Alnylam’s (NASDAQ: [[ticker:ALNY]]) experimental drug givosiran met its main goal in a 94-patient Phase 3 study called Envision. The drug reduced the rate of the disease’s hallmark attacks of pain, fatigue, and other symptoms after six months of treatment, compared to a placebo. Givosiran also hit its marks on five of nine additional secondary goals—each markers of the disease’s severity—while missing on four others.
The drug was, however, tied to some potentially worrisome effects on patients’ kidneys and livers. Alnylam said 10 of 48 patients treated with givosiran had serious side effects, compared to 4 of 46 on placebo. Five of the givosiran patients reported chronic kidney disease, versus none on placebo. Alnylam said, however, that those problems occurred in patients whose kidneys hadn’t been working correctly when the study started. None of those patients stopped treatment.
Alnylam also saw a spike in liver enzymes in seven givosiran patients—an indicator of potential liver damage—compared to just one on placebo. One patient dropped out of the study as a result of an increase in liver enzyme levels, but the others didn’t have any significant problems.
In a research note, Stifel analyst Paul Matteis said the data show “very clear efficacy” and an “acceptable safety profile for an ultra-rare disease.”
“We would admittedly like more color on the [kidney] function [side effects] to get 100% comfortable; that being said, probably the best evidence that the risk/benefit is positive here is the extremely high retention rate as all of those patients stayed on drug,” Matteis wrote.

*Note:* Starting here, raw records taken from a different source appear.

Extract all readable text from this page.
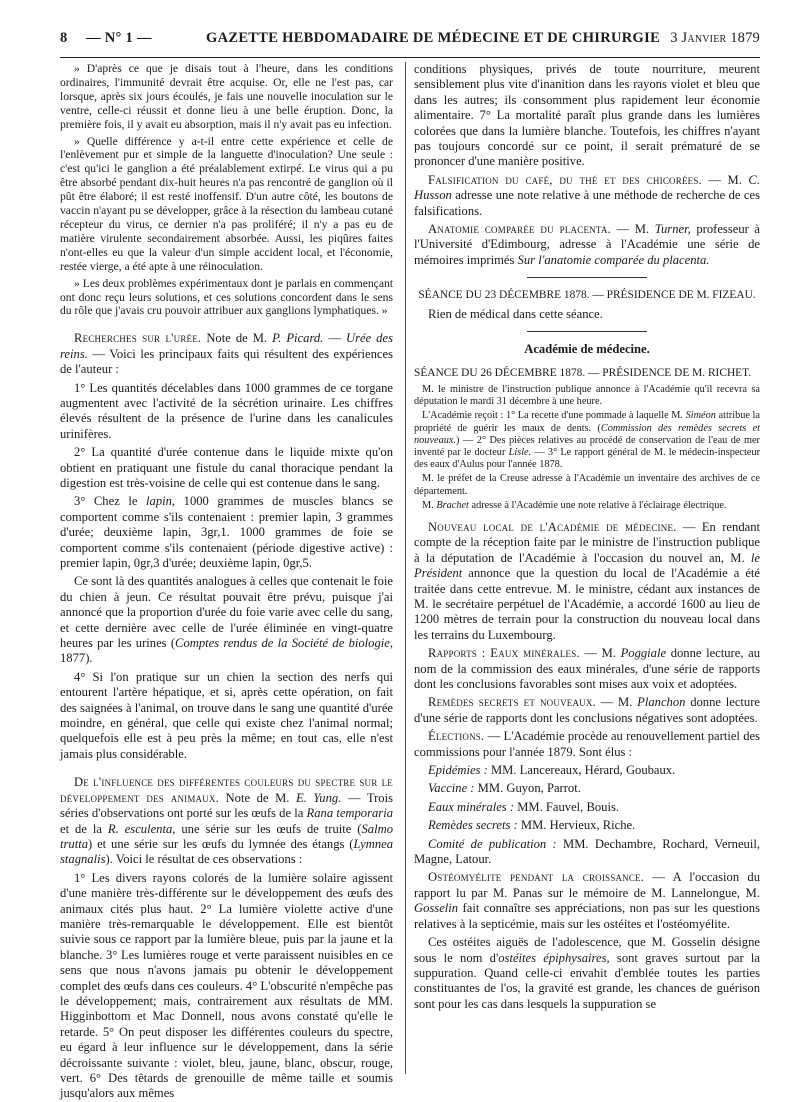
8 — N° 1 —	GAZETTE HEBDOMADAIRE DE MÉDECINE ET DE CHIRURGIE 3 Janvier 1879

» D'après ce que je disais tout à l'heure, dans les conditions ordinaires, l'immunité devrait être acquise. Or, elle ne l'est pas, car lorsque, après six jours écoulés, je fais une nouvelle inoculation sur le ventre, celle-ci réussit et donne lieu à une belle éruption. Donc, la première fois, il y avait eu absorption, mais il n'y avait pas eu infection.

» Quelle différence y a-t-il entre cette expérience et celle de l'enlèvement pur et simple de la languette d'inoculation? Une seule : c'est qu'ici le ganglion a été préalablement extirpé. Le virus qui a pu être absorbé pendant dix-huit heures n'a pas rencontré de ganglion où il pût être élaboré; il est resté inoffensif. D'un autre côté, les boutons de vaccin n'ayant pu se développer, grâce à la résection du lambeau cutané récepteur du virus, ce dernier n'a pas proliféré; il n'y a pas eu de matière virulente secondairement absorbée. Aussi, les piqûres faites n'ont-elles eu que la valeur d'un simple accident local, et l'économie, restée vierge, a été apte à une réinoculation.

» Les deux problèmes expérimentaux dont je parlais en commençant ont donc reçu leurs solutions, et ces solutions concordent dans le sens du rôle que j'avais cru pouvoir attribuer aux ganglions lymphatiques. »

Recherches sur l'urée. Note de M. P. Picard. — Urée des reins. — Voici les principaux faits qui résultent des expériences de l'auteur :

1° Les quantités décelables dans 1000 grammes de ce torgane augmentent avec l'activité de la sécrétion urinaire. Les chiffres élevés résultent de la présence de l'urine dans les canalicules urinifères.

2° La quantité d'urée contenue dans le liquide mixte qu'on obtient en pratiquant une fistule du canal thoracique pendant la digestion est très-voisine de celle qui est contenue dans le sang.

3° Chez le lapin, 1000 grammes de muscles blancs se comportent comme s'ils contenaient : premier lapin, 3 grammes d'urée; deuxième lapin, 3gr,1. 1000 grammes de foie se comportent comme s'ils contenaient (période digestive active) : premier lapin, 0gr,3 d'urée; deuxième lapin, 0gr,5.

Ce sont là des quantités analogues à celles que contenait le foie du chien à jeun. Ce résultat pouvait être prévu, puisque j'ai annoncé que la proportion d'urée du foie varie avec celle du sang, et cette dernière avec celle de l'urée éliminée en vingt-quatre heures par les urines (Comptes rendus de la Société de biologie, 1877).

4° Si l'on pratique sur un chien la section des nerfs qui entourent l'artère hépatique, et si, après cette opération, on fait des saignées à l'animal, on trouve dans le sang une quantité d'urée moindre, en général, que celle qui existe chez l'animal normal; quelquefois elle est à peu près la même; en tout cas, elle n'est jamais plus considérable.

De l'influence des différentes couleurs du spectre sur le développement des animaux. Note de M. E. Yung. — Trois séries d'observations ont porté sur les œufs de la Rana temporaria et de la R. esculenta, une série sur les œufs de truite (Salmo trutta) et une série sur les œufs du lymnée des étangs (Lymnea stagnalis). Voici le résultat de ces observations :

1° Les divers rayons colorés de la lumière solaire agissent d'une manière très-différente sur le développement des œufs des animaux cités plus haut. 2° La lumière violette active d'une manière très-remarquable le développement. Elle est bientôt suivie sous ce rapport par la lumière bleue, puis par la jaune et la blanche. 3° Les lumières rouge et verte paraissent nuisibles en ce sens que nous n'avons jamais pu obtenir le développement complet des œufs dans ces couleurs. 4° L'obscurité n'empêche pas le développement; mais, contrairement aux résultats de MM. Higginbottom et Mac Donnell, nous avons constaté qu'elle le retarde. 5° On peut disposer les différentes couleurs du spectre, eu égard à leur influence sur le développement, dans la série décroissante suivante : violet, bleu, jaune, blanc, obscur, rouge, vert. 6° Des têtards de grenouille de même taille et soumis jusqu'alors aux mêmes

conditions physiques, privés de toute nourriture, meurent sensiblement plus vite d'inanition dans les rayons violet et bleu que dans les autres; ils consomment plus rapidement leur économie alimentaire. 7° La mortalité paraît plus grande dans les lumières colorées que dans la lumière blanche. Toutefois, les chiffres n'ayant pas toujours concordé sur ce point, il serait prématuré de se prononcer d'une manière positive.

Falsification du café, du thé et des chicorées. — M. C. Husson adresse une note relative à une méthode de recherche de ces falsifications.

Anatomie comparée du placenta. — M. Turner, professeur à l'Université d'Edimbourg, adresse à l'Académie une série de mémoires imprimés Sur l'anatomie comparée du placenta.

SÉANCE DU 23 DÉCEMBRE 1878. — PRÉSIDENCE DE M. FIZEAU.

Rien de médical dans cette séance.

Académie de médecine.

SÉANCE DU 26 DÉCEMBRE 1878. — PRÉSIDENCE DE M. RICHET.

M. le ministre de l'instruction publique annonce à l'Académie qu'il recevra sa députation le mardi 31 décembre à une heure.

L'Académie reçoit : 1° La recette d'une pommade à laquelle M. Siméon attribue la propriété de guérir les maux de dents. (Commission des remèdes secrets et nouveaux.) — 2° Des pièces relatives au procédé de conservation de l'eau de mer inventé par le docteur Lisle. — 3° Le rapport général de M. le médecin-inspecteur des eaux d'Aulus pour l'année 1878.

M. le préfet de la Creuse adresse à l'Académie un inventaire des archives de ce département.

M. Brachet adresse à l'Académie une note relative à l'éclairage électrique.

Nouveau local de l'Académie de médecine. — En rendant compte de la réception faite par le ministre de l'instruction publique à la députation de l'Académie à l'occasion du nouvel an, M. le Président annonce que la question du local de l'Académie a été traitée dans cette entrevue. M. le ministre, cédant aux instances de M. le secrétaire perpétuel de l'Académie, a accordé 1600 au lieu de 1200 mètres de terrain pour la construction du nouveau local dans les terrains du Luxembourg.

Rapports : Eaux minérales. — M. Poggiale donne lecture, au nom de la commission des eaux minérales, d'une série de rapports dont les conclusions favorables sont mises aux voix et adoptées.

Remèdes secrets et nouveaux. — M. Planchon donne lecture d'une série de rapports dont les conclusions négatives sont adoptées.

Élections. — L'Académie procède au renouvellement partiel des commissions pour l'année 1879. Sont élus :

Epidémies : MM. Lancereaux, Hérard, Goubaux.

Vaccine : MM. Guyon, Parrot.

Eaux minérales : MM. Fauvel, Bouis.

Remèdes secrets : MM. Hervieux, Riche.

Comité de publication : MM. Dechambre, Rochard, Verneuil, Magne, Latour.

Ostéomyélite pendant la croissance. — A l'occasion du rapport lu par M. Panas sur le mémoire de M. Lannelongue, M. Gosselin fait connaître ses appréciations, non pas sur les questions relatives à la septicémie, mais sur les ostéites et l'ostéomyélite.

Ces ostéites aiguës de l'adolescence, que M. Gosselin désigne sous le nom d'ostéites épiphysaires, sont graves surtout par la suppuration. Quand celle-ci envahit d'emblée toutes les parties constituantes de l'os, la gravité est grande, les chances de guérison sont pour les cas dans lesquels la suppuration se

Nonetheless, shares ticked down around 5 percent in pre-market trading.
Alnylam will disclose the full details from the study at a medical meeting next month.
Alnylam believes the Envision results, taken together, are good enough to support approval. “Givosiran has the potential, if approved, to be a transformative medicine for AHP patients and their families,” said Akshay Vaishnaw, Alnylam’s president of R&D, in a statement.

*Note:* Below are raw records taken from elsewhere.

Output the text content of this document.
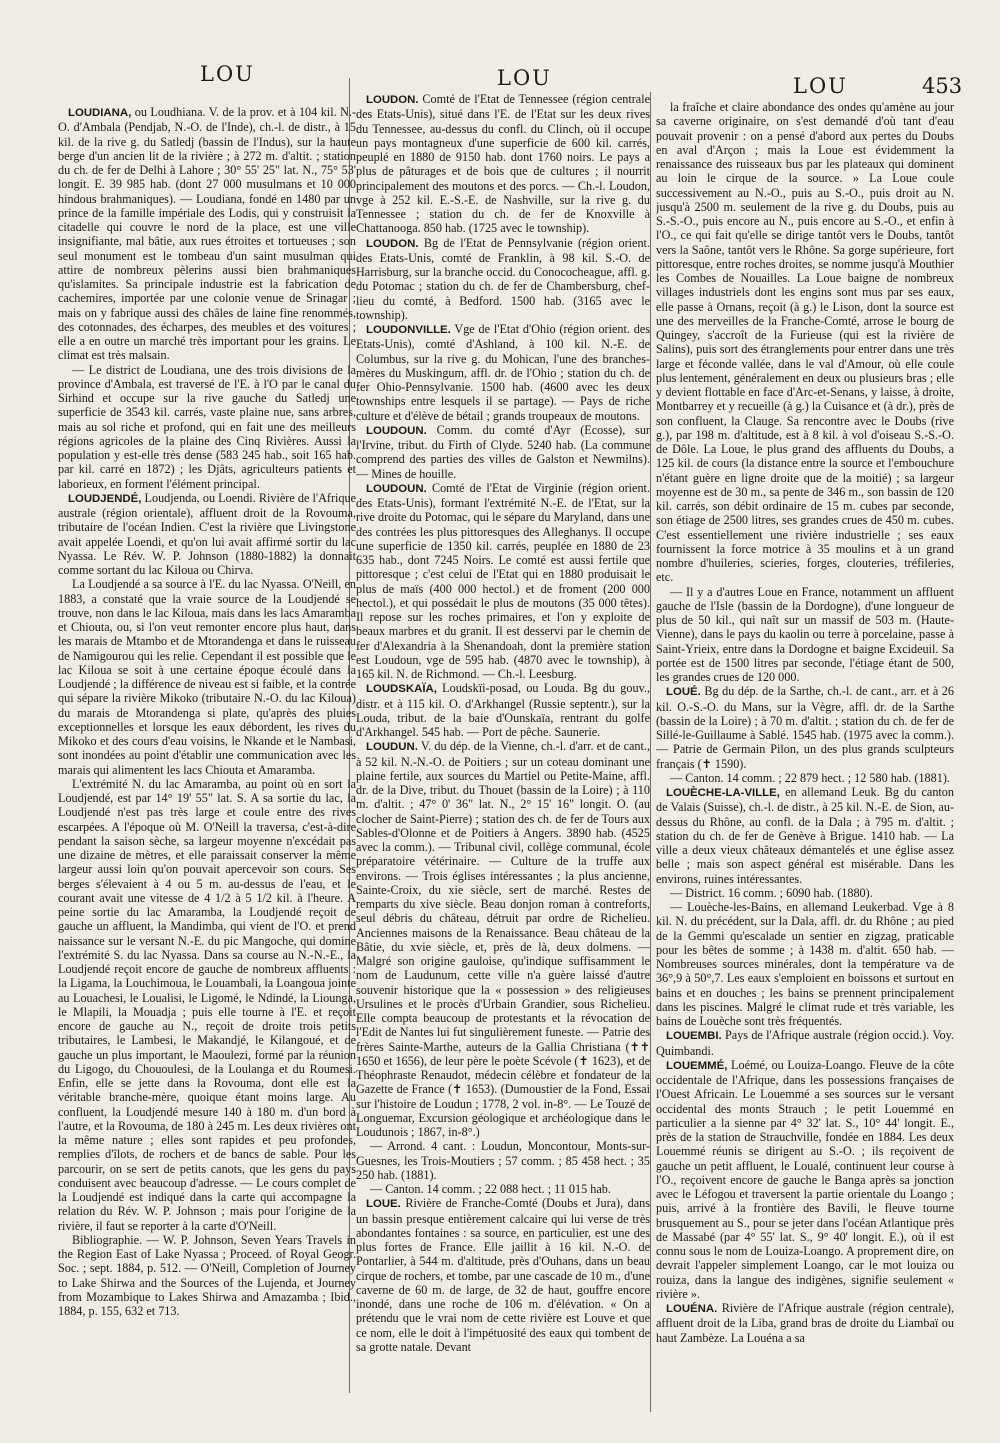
LOU	LOU	LOU	453

LOUDIANA, ou Loudhiana. V. de la prov. et à 104 kil. N.-O. d'Ambala (Pendjab, N.-O. de l'Inde), ch.-l. de distr., à 15 kil. de la rive g. du Satledj (bassin de l'Indus), sur la haute berge d'un ancien lit de la rivière ; à 272 m. d'altit. ; station du ch. de fer de Delhi à Lahore ; 30° 55' 25" lat. N., 75° 53' longit. E. 39 985 hab. (dont 27 000 musulmans et 10 000 hindous brahmaniques). — Loudiana, fondé en 1480 par un prince de la famille impériale des Lodis, qui y construisit la citadelle qui couvre le nord de la place, est une ville insignifiante, mal bâtie, aux rues étroites et tortueuses ; son seul monument est le tombeau d'un saint musulman qui attire de nombreux pèlerins aussi bien brahmaniques qu'islamites. Sa principale industrie est la fabrication de cachemires, importée par une colonie venue de Srinagar ; mais on y fabrique aussi des châles de laine fine renommés, des cotonnades, des écharpes, des meubles et des voitures ; elle a en outre un marché très important pour les grains. Le climat est très malsain.

— Le district de Loudiana, une des trois divisions de la province d'Ambala, est traversé de l'E. à l'O par le canal du Sirhind et occupe sur la rive gauche du Satledj une superficie de 3543 kil. carrés, vaste plaine nue, sans arbres, mais au sol riche et profond, qui en fait une des meilleurs régions agricoles de la plaine des Cinq Rivières. Aussi la population y est-elle très dense (583 245 hab., soit 165 hab. par kil. carré en 1872) ; les Djâts, agriculteurs patients et laborieux, en forment l'élément principal.

LOUDJENDÉ, Loudjenda, ou Loendi. Rivière de l'Afrique australe (région orientale), affluent droit de la Rovouma, tributaire de l'océan Indien. C'est la rivière que Livingstone avait appelée Loendi, et qu'on lui avait affirmé sortir du lac Nyassa. Le Rév. W. P. Johnson (1880-1882) la donnait comme sortant du lac Kiloua ou Chirva.

La Loudjendé a sa source à l'E. du lac Nyassa. O'Neill, en 1883, a constaté que la vraie source de la Loudjendé se trouve, non dans le lac Kiloua, mais dans les lacs Amaramba et Chiouta, ou, si l'on veut remonter encore plus haut, dans les marais de Mtambo et de Mtorandenga et dans le ruisseau de Namigourou qui les relie. Cependant il est possible que le lac Kiloua se soit à une certaine époque écoulé dans la Loudjendé ; la différence de niveau est si faible, et la contrée qui sépare la rivière Mikoko (tributaire N.-O. du lac Kiloua) du marais de Mtorandenga si plate, qu'après des pluies exceptionnelles et lorsque les eaux débordent, les rives du Mikoko et des cours d'eau voisins, le Nkande et le Nambasi, sont inondées au point d'établir une communication avec les marais qui alimentent les lacs Chiouta et Amaramba.

L'extrémité N. du lac Amaramba, au point où en sort la Loudjendé, est par 14° 19' 55" lat. S. A sa sortie du lac, la Loudjendé n'est pas très large et coule entre des rives escarpées. A l'époque où M. O'Neill la traversa, c'est-à-dire pendant la saison sèche, sa largeur moyenne n'excédait pas une dizaine de mètres, et elle paraissait conserver la même largeur aussi loin qu'on pouvait apercevoir son cours. Ses berges s'élevaient à 4 ou 5 m. au-dessus de l'eau, et le courant avait une vitesse de 4 1/2 à 5 1/2 kil. à l'heure. A peine sortie du lac Amaramba, la Loudjendé reçoit de gauche un affluent, la Mandimba, qui vient de l'O. et prend naissance sur le versant N.-E. du pic Mangoche, qui domine l'extrémité S. du lac Nyassa. Dans sa course au N.-N.-E., la Loudjendé reçoit encore de gauche de nombreux affluents : la Ligama, la Louchimoua, le Louambali, la Loangoua jointe au Louachesi, le Loualisi, le Ligomé, le Ndindé, la Liounga, le Mlapili, la Mouadja ; puis elle tourne à l'E. et reçoit encore de gauche au N., reçoit de droite trois petits tributaires, le Lambesi, le Makandjé, le Kilangoué, et de gauche un plus important, le Maoulezi, formé par la réunion du Ligogo, du Chououlesi, de la Loulanga et du Roumesi. Enfin, elle se jette dans la Rovouma, dont elle est la véritable branche-mère, quoique étant moins large. Au confluent, la Loudjendé mesure 140 à 180 m. d'un bord à l'autre, et la Rovouma, de 180 à 245 m. Les deux rivières ont la même nature ; elles sont rapides et peu profondes, remplies d'îlots, de rochers et de bancs de sable. Pour les parcourir, on se sert de petits canots, que les gens du pays conduisent avec beaucoup d'adresse. — Le cours complet de la Loudjendé est indiqué dans la carte qui accompagne la relation du Rév. W. P. Johnson ; mais pour l'origine de la rivière, il faut se reporter à la carte d'O'Neill.

Bibliographie. — W. P. Johnson, Seven Years Travels in the Region East of Lake Nyassa ; Proceed. of Royal Geogr. Soc. ; sept. 1884, p. 512. — O'Neill, Completion of Journey to Lake Shirwa and the Sources of the Lujenda, et Journey from Mozambique to Lakes Shirwa and Amazamba ; Ibid., 1884, p. 155, 632 et 713.

LOUDON. Comté de l'Etat de Tennessee (région centrale des Etats-Unis), situé dans l'E. de l'Etat sur les deux rives du Tennessee, au-dessus du confl. du Clinch, où il occupe un pays montagneux d'une superficie de 600 kil. carrés, peuplé en 1880 de 9150 hab. dont 1760 noirs. Le pays a plus de pâturages et de bois que de cultures ; il nourrit principalement des moutons et des porcs. — Ch.-l. Loudon, vge à 252 kil. E.-S.-E. de Nashville, sur la rive g. du Tennessee ; station du ch. de fer de Knoxville à Chattanooga. 850 hab. (1725 avec le township).

LOUDON. Bg de l'Etat de Pennsylvanie (région orient. des Etats-Unis, comté de Franklin, à 98 kil. S.-O. de Harrisburg, sur la branche occid. du Conococheague, affl. g. du Potomac ; station du ch. de fer de Chambersburg, chef-lieu du comté, à Bedford. 1500 hab. (3165 avec le township).

LOUDONVILLE. Vge de l'Etat d'Ohio (région orient. des Etats-Unis), comté d'Ashland, à 100 kil. N.-E. de Columbus, sur la rive g. du Mohican, l'une des branches-mères du Muskingum, affl. dr. de l'Ohio ; station du ch. de fer Ohio-Pennsylvanie. 1500 hab. (4600 avec les deux townships entre lesquels il se partage). — Pays de riche culture et d'élève de bétail ; grands troupeaux de moutons.

LOUDOUN. Comm. du comté d'Ayr (Ecosse), sur l'Irvine, tribut. du Firth of Clyde. 5240 hab. (La commune comprend des parties des villes de Galston et Newmilns). — Mines de houille.

LOUDOUN. Comté de l'Etat de Virginie (région orient. des Etats-Unis), formant l'extrémité N.-E. de l'Etat, sur la rive droite du Potomac, qui le sépare du Maryland, dans une des contrées les plus pittoresques des Alleghanys. Il occupe une superficie de 1350 kil. carrés, peuplée en 1880 de 23 635 hab., dont 7245 Noirs. Le comté est aussi fertile que pittoresque ; c'est celui de l'Etat qui en 1880 produisait le plus de maïs (400 000 hectol.) et de froment (200 000 hectol.), et qui possédait le plus de moutons (35 000 têtes). Il repose sur les roches primaires, et l'on y exploite de beaux marbres et du granit. Il est desservi par le chemin de fer d'Alexandria à la Shenandoah, dont la première station est Loudoun, vge de 595 hab. (4870 avec le township), à 165 kil. N. de Richmond. — Ch.-l. Leesburg.

LOUDSKAÏA, Loudskïi-posad, ou Louda. Bg du gouv., distr. et à 115 kil. O. d'Arkhangel (Russie septentr.), sur la Louda, tribut. de la baie d'Ounskaïa, rentrant du golfe d'Arkhangel. 545 hab. — Port de pêche. Saunerie.

LOUDUN. V. du dép. de la Vienne, ch.-l. d'arr. et de cant., à 52 kil. N.-N.-O. de Poitiers ; sur un coteau dominant une plaine fertile, aux sources du Martiel ou Petite-Maine, affl. dr. de la Dive, tribut. du Thouet (bassin de la Loire) ; à 110 m. d'altit. ; 47° 0' 36" lat. N., 2° 15' 16" longit. O. (au clocher de Saint-Pierre) ; station des ch. de fer de Tours aux Sables-d'Olonne et de Poitiers à Angers. 3890 hab. (4525 avec la comm.). — Tribunal civil, collège communal, école préparatoire vétérinaire. — Culture de la truffe aux environs. — Trois églises intéressantes ; la plus ancienne, Sainte-Croix, du xie siècle, sert de marché. Restes de remparts du xive siècle. Beau donjon roman à contreforts, seul débris du château, détruit par ordre de Richelieu. Anciennes maisons de la Renaissance. Beau château de la Bâtie, du xvie siècle, et, près de là, deux dolmens. — Malgré son origine gauloise, qu'indique suffisamment le nom de Laudunum, cette ville n'a guère laissé d'autre souvenir historique que la « possession » des religieuses Ursulines et le procès d'Urbain Grandier, sous Richelieu. Elle compta beaucoup de protestants et la révocation de l'Edit de Nantes lui fut singulièrement funeste. — Patrie des frères Sainte-Marthe, auteurs de la Gallia Christiana (✝✝ 1650 et 1656), de leur père le poète Scévole (✝ 1623), et de Théophraste Renaudot, médecin célèbre et fondateur de la Gazette de France (✝ 1653). (Dumoustier de la Fond, Essai sur l'histoire de Loudun ; 1778, 2 vol. in-8°. — Le Touzé de Longuemar, Excursion géologique et archéologique dans le Loudunois ; 1867, in-8°.)

— Arrond. 4 cant. : Loudun, Moncontour, Monts-sur-Guesnes, les Trois-Moutiers ; 57 comm. ; 85 458 hect. ; 35 250 hab. (1881).

— Canton. 14 comm. ; 22 088 hect. ; 11 015 hab.

LOUE. Rivière de Franche-Comté (Doubs et Jura), dans un bassin presque entièrement calcaire qui lui verse de très abondantes fontaines : sa source, en particulier, est une des plus fortes de France. Elle jaillit à 16 kil. N.-O. de Pontarlier, à 544 m. d'altitude, près d'Ouhans, dans un beau cirque de rochers, et tombe, par une cascade de 10 m., d'une caverne de 60 m. de large, de 32 de haut, gouffre encore inondé, dans une roche de 106 m. d'élévation. « On a prétendu que le vrai nom de cette rivière est Louve et que ce nom, elle le doit à l'impétuosité des eaux qui tombent de sa grotte natale. Devant

la fraîche et claire abondance des ondes qu'amène au jour sa caverne originaire, on s'est demandé d'où tant d'eau pouvait provenir : on a pensé d'abord aux pertes du Doubs en aval d'Arçon ; mais la Loue est évidemment la renaissance des ruisseaux bus par les plateaux qui dominent au loin le cirque de la source. » La Loue coule successivement au N.-O., puis au S.-O., puis droit au N. jusqu'à 2500 m. seulement de la rive g. du Doubs, puis au S.-S.-O., puis encore au N., puis encore au S.-O., et enfin à l'O., ce qui fait qu'elle se dirige tantôt vers le Doubs, tantôt vers la Saône, tantôt vers le Rhône. Sa gorge supérieure, fort pittoresque, entre roches droites, se nomme jusqu'à Mouthier les Combes de Nouailles. La Loue baigne de nombreux villages industriels dont les engins sont mus par ses eaux, elle passe à Ornans, reçoit (à g.) le Lison, dont la source est une des merveilles de la Franche-Comté, arrose le bourg de Quingey, s'accroît de la Furieuse (qui est la rivière de Salins), puis sort des étranglements pour entrer dans une très large et féconde vallée, dans le val d'Amour, où elle coule plus lentement, généralement en deux ou plusieurs bras ; elle y devient flottable en face d'Arc-et-Senans, y laisse, à droite, Montbarrey et y recueille (à g.) la Cuisance et (à dr.), près de son confluent, la Clauge. Sa rencontre avec le Doubs (rive g.), par 198 m. d'altitude, est à 8 kil. à vol d'oiseau S.-S.-O. de Dôle. La Loue, le plus grand des affluents du Doubs, a 125 kil. de cours (la distance entre la source et l'embouchure n'étant guère en ligne droite que de la moitié) ; sa largeur moyenne est de 30 m., sa pente de 346 m., son bassin de 120 kil. carrés, son débit ordinaire de 15 m. cubes par seconde, son étiage de 2500 litres, ses grandes crues de 450 m. cubes. C'est essentiellement une rivière industrielle ; ses eaux fournissent la force motrice à 35 moulins et à un grand nombre d'huileries, scieries, forges, clouteries, tréfileries, etc.

— Il y a d'autres Loue en France, notamment un affluent gauche de l'Isle (bassin de la Dordogne), d'une longueur de plus de 50 kil., qui naît sur un massif de 503 m. (Haute-Vienne), dans le pays du kaolin ou terre à porcelaine, passe à Saint-Yrieix, entre dans la Dordogne et baigne Excideuil. Sa portée est de 1500 litres par seconde, l'étiage étant de 500, les grandes crues de 120 000.

LOUÉ. Bg du dép. de la Sarthe, ch.-l. de cant., arr. et à 26 kil. O.-S.-O. du Mans, sur la Vègre, affl. dr. de la Sarthe (bassin de la Loire) ; à 70 m. d'altit. ; station du ch. de fer de Sillé-le-Guillaume à Sablé. 1545 hab. (1975 avec la comm.). — Patrie de Germain Pilon, un des plus grands sculpteurs français (✝ 1590).

— Canton. 14 comm. ; 22 879 hect. ; 12 580 hab. (1881).

LOUÈCHE-LA-VILLE, en allemand Leuk. Bg du canton de Valais (Suisse), ch.-l. de distr., à 25 kil. N.-E. de Sion, au-dessus du Rhône, au confl. de la Dala ; à 795 m. d'altit. ; station du ch. de fer de Genève à Brigue. 1410 hab. — La ville a deux vieux châteaux démantelés et une église assez belle ; mais son aspect général est misérable. Dans les environs, ruines intéressantes.

— District. 16 comm. ; 6090 hab. (1880).

— Louèche-les-Bains, en allemand Leukerbad. Vge à 8 kil. N. du précédent, sur la Dala, affl. dr. du Rhône ; au pied de la Gemmi qu'escalade un sentier en zigzag, praticable pour les bêtes de somme ; à 1438 m. d'altit. 650 hab. — Nombreuses sources minérales, dont la température va de 36°,9 à 50°,7. Les eaux s'emploient en boissons et surtout en bains et en douches ; les bains se prennent principalement dans les piscines. Malgré le climat rude et très variable, les bains de Louèche sont très fréquentés.

LOUEMBI. Pays de l'Afrique australe (région occid.). Voy. Quimbandi.

LOUEMMÉ, Loémé, ou Louiza-Loango. Fleuve de la côte occidentale de l'Afrique, dans les possessions françaises de l'Ouest Africain. Le Louemmé a ses sources sur le versant occidental des monts Strauch ; le petit Louemmé en particulier a la sienne par 4° 32' lat. S., 10° 44' longit. E., près de la station de Strauchville, fondée en 1884. Les deux Louemmé réunis se dirigent au S.-O. ; ils reçoivent de gauche un petit affluent, le Loualé, continuent leur course à l'O., reçoivent encore de gauche le Banga après sa jonction avec le Léfogou et traversent la partie orientale du Loango ; puis, arrivé à la frontière des Bavili, le fleuve tourne brusquement au S., pour se jeter dans l'océan Atlantique près de Massabé (par 4° 55' lat. S., 9° 40' longit. E.), où il est connu sous le nom de Louiza-Loango. A proprement dire, on devrait l'appeler simplement Loango, car le mot louiza ou rouiza, dans la langue des indigènes, signifie seulement « rivière ».

LOUÉNA. Rivière de l'Afrique australe (région centrale), affluent droit de la Liba, grand bras de droite du Liambaï ou haut Zambèze. La Louéna a sa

Alnylam has already been putting together approval applications for givosiran in the U.S. and Europe, and now aims to finish them by mid-2019. There are no approved treatments for acute hepatic porphyria; givosiran could be the first.
Alnylam initially aimed to seek accelerated approval of givosiran when it reported last year that the drug led to a statistically significant reduction of aminolevulinic acid, or ALA, in patients’ urine—a marker of acute hepatic porphyria—after three months of treatment. But Alnylam changed those plans shortly thereafter because it was able to enroll patients in the trial more quickly than expected.
If approved, the drug would be the second-ever medicine that uses RNA interference, a method cells can use to silence a gene before it makes a harmful protein. Alnylam gained notoriety for becoming the first company, after 16 years of work, to develop and win FDA approval of an RNAi drug—patisiran (Onpattro), for patients with the rare genetic disease transthyretin amyloidosis. Givosiran is next up, though the company also has experimental drugs for hemophilia and high cholesterol in late-stage testing.